The Archie comic book series, in addition to any number of spin-off characters' series, has been going strong since 1941, when Archie Andrews, "his pal Jughead, and a wistful blond named Betty made their debut in issue no. 22 of Pep" (Robbins 8). Archie, with his freckles, dork-hair, and wide black eyes, is naïve, impossibly good, and blissfully oblivious. As an exercise in aloofness, he is thus something of a social outcast. Archie, in spite of his wonderful intentions, perpetually botches whatever it is he's doing, miffs Betty or Veronica, or grates against the nerves of Riverdale High's principal, Mr. Weatherbee. Like Dostoevsky's model fool, Prince Myshkin, Archie Andrews feels the agony of being torn between two diametrically opposed women, and he cannot help but walk to the beat of a different drummer.

In Neil Gaiman's "Calliope" from the Sandman series, Calliope is goodness personified, a being thousands of years old but with youthful naïveté.

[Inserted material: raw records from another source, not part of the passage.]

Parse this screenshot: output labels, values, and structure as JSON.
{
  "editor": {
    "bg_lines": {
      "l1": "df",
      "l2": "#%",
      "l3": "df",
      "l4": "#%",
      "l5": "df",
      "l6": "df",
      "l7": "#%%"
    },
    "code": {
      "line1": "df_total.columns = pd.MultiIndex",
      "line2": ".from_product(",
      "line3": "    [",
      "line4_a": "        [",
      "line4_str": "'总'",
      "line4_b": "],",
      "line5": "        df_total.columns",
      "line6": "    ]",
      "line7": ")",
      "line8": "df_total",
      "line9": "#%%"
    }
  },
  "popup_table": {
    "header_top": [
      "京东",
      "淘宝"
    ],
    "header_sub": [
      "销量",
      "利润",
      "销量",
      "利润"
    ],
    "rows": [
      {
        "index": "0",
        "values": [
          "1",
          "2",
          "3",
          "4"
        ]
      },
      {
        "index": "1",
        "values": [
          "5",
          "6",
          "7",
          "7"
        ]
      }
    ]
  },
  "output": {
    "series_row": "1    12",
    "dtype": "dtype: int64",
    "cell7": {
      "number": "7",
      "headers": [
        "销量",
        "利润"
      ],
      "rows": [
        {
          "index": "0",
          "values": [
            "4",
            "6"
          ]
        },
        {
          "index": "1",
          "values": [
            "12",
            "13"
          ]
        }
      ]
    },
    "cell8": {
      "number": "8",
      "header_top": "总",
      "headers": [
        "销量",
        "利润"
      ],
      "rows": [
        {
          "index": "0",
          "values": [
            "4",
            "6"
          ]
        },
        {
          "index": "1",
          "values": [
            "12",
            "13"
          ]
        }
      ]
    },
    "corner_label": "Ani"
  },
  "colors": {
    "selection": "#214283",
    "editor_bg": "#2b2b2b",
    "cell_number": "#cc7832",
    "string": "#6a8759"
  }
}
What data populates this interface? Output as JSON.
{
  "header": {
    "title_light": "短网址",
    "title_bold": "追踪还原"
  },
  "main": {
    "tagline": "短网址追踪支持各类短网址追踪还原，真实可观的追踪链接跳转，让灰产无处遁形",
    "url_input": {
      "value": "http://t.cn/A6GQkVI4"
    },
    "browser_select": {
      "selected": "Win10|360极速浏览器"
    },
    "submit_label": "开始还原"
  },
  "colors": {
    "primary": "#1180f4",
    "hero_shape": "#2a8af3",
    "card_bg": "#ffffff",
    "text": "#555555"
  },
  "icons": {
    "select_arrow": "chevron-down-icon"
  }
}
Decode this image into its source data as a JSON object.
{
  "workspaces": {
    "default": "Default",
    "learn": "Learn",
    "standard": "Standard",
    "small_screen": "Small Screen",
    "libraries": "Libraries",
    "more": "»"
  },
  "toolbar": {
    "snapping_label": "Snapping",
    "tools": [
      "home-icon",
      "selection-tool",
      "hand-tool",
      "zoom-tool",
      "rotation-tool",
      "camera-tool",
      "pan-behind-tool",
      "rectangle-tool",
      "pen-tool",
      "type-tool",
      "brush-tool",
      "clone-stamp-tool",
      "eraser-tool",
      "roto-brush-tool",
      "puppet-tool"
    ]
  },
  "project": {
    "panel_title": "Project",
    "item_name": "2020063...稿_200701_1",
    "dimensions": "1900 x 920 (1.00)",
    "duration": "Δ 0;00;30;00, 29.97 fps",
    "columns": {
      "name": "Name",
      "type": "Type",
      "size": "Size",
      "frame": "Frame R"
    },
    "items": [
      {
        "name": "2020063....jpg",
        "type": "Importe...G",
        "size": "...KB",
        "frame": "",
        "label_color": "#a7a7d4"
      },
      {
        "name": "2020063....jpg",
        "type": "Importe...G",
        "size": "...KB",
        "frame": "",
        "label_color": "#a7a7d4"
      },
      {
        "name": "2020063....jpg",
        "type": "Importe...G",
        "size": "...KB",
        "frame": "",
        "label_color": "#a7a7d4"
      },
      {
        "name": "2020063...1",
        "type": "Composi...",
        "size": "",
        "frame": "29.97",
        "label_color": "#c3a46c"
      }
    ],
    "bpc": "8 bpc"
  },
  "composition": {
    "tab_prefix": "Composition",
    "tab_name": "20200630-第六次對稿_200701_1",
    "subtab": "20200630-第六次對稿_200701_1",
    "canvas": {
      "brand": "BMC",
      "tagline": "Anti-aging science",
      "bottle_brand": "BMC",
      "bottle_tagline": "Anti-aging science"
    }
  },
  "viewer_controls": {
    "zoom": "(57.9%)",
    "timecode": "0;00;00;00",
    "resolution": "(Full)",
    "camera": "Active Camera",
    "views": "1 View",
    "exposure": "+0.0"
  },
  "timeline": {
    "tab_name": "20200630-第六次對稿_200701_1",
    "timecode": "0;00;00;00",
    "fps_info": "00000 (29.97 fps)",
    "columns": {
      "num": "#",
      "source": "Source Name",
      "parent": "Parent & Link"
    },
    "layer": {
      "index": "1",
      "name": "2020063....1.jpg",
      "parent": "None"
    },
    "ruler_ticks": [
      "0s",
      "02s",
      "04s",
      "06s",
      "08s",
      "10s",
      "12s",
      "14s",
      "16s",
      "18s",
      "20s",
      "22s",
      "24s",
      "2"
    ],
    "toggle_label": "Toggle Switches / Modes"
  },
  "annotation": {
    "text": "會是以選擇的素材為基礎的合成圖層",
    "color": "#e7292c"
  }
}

She is a muse of sorts, and is captured by a writer who enslaves her and forces her to infuse him with ideas for his books.

The bewilderingly good character Fone Bone of the Bone series by Jeff Smith is a goofy, white, puffy cartoon, run out of Boneville because of something another one of his cousins did. So begins his adventures in the fantastic world outside of the one he knew. The premise for Bone, then, is entirely rooted in the ostracizing of a wise fool.

And finally, in "Supermarket," from Adrian Tomine's series Optic Nerve, Mr. Lewis experiences the sort of social exclusion that can come only from a disability like blindness.

Even today's superheroes have acquired certain Christ-like qualities. And comic books aren't always so subtle when alluding to the resemblance said superhero may bear to the Personification of Salvation and Redemption [fig. 1].


Fig. 1
The parallel that can be made between Batman and Christ is an obvious one. Batman, saviour to the masses of Gotham, confesses his own sense of mortality, with the silhouette of Christ in the background. From Arkham Asylum.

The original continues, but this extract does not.